Tuesday morning, rounds were interrupted by a soft announcement over head, “Code blue, —– elevator.” We all cocked our heads to make sure it was addressed to us, and then tore out of the conference room. I think we thought it said third floor, which was right where we were. Actually it was first floor, so by the time we got there, the NICU and PICU teams were already there; and they had Med-Peds residents, so everyone was happy to leave it to them, since it seemed to be an adult who had collapsed.
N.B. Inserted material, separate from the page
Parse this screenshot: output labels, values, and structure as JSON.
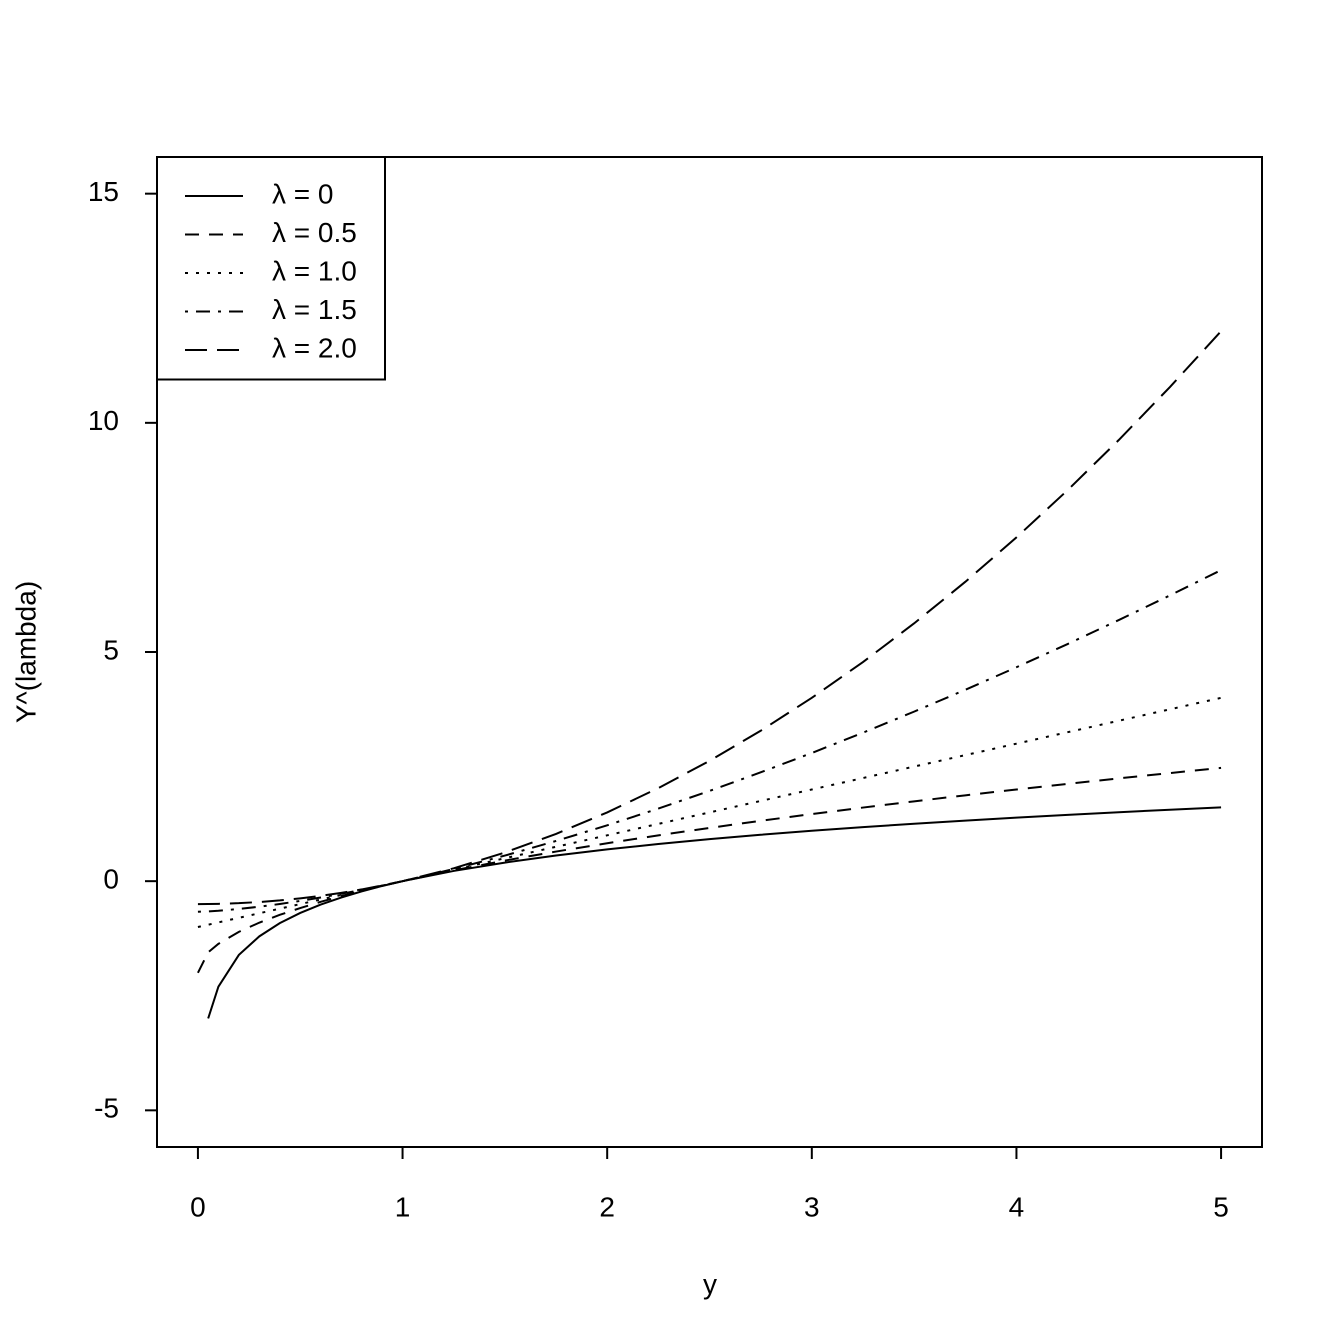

Today, another code was announced in the unit right around the corner. Because it was in a patient’s room, we figured it must be a child, so the peds residents felt more competent; but we had seen our sister team walking that direction a minute before, so most likely they would be there before us. I arrived just about last; the room was too crowded to see anything, but I heard a very calm attending announcing, “This is an 8yrold burn patient. . .” and proceeded to give a nice summary of his medical issues. Turns out it was a mock code. So some of the residents practiced running it, all the support staff (respiratory, iv, pharmacy) got to demonstrate their ability to arrive quickly with their equipment, and the nurses got to discover all the pieces of equipment which were not handy (like cords for the defibrillator, blade for intubation, etc). After the patient had been medicated, intubated, stabilized, and CT and neuro pretend-called (he was having cerebral herniation from increased intracranial pressure), the nurses held a run-down of what objects needed to be put in a better location, and the residents reviewed which meds should be used. It was also clarified that in a real code, forty is too many spectators; but for mock, they wanted all of us there.

Thing is, our team is waiting for a real code – except the patient is “do not intubate,” and is already on full-strength BIPAP, so we can’t do anything except watch her die. She’s a 20yrold girl with end-stage cystic fibrosis. She came to the hospital nearly a month ago for a final “tune-up,” but just never stabilized enough to go home. She and her family seem happier for her to be in the relative safety of the hospital. There are six sisters, and one of the others also has very severe CF. Her parents seem to be in denial, and have been avoiding the hospital – until the pulmonology attending called her father yesterday and gave him a lecture on not abandoning his daughter. He spent the last night in the hospital with her.

Today it became clear that her respiratory status is visibly and irretrievably worsening. The attending kept repeating that he doesn’t expect her to last another 48 hours; that she would already be dead, if not for the bipap machine. The intern in charge of her looked to be on the verge of tears, and finally one of the other interns said bluntly that they would like him to tell them exactly what to expect, and exactly what to do, when it really comes down to it, since they are the ones who will be called first. So he told them: let her have the bipap as long as she wants it, give her morphine if she asks for it, and in the meanwhile do your best to make her family come and say goodbye properly. He said when she starts having agonal breathing hopefully she will become unconscious, and the father and doctors can give her more morphine and let her go. Right now, she’s refusing most pain meds because she’s afraid they alter her mental status, and she doesn’t want to lose control.

The interns look apprehensive enough; I think they haven’t had many of their patients die yet. I can’t imagine what her sisters feel like, especially the one who also has cystic fibrosis – to know she’s going to come to this in a few years at most. I can just barely stretch my imagination to one of my sisters dying; I don’t know which would be worse, to be there with her, or not to be. For this sister, it must be just way too eerie and foreshadowing.

The whole team is silently waiting for the final act of this tragedy. I’m on call Friday night.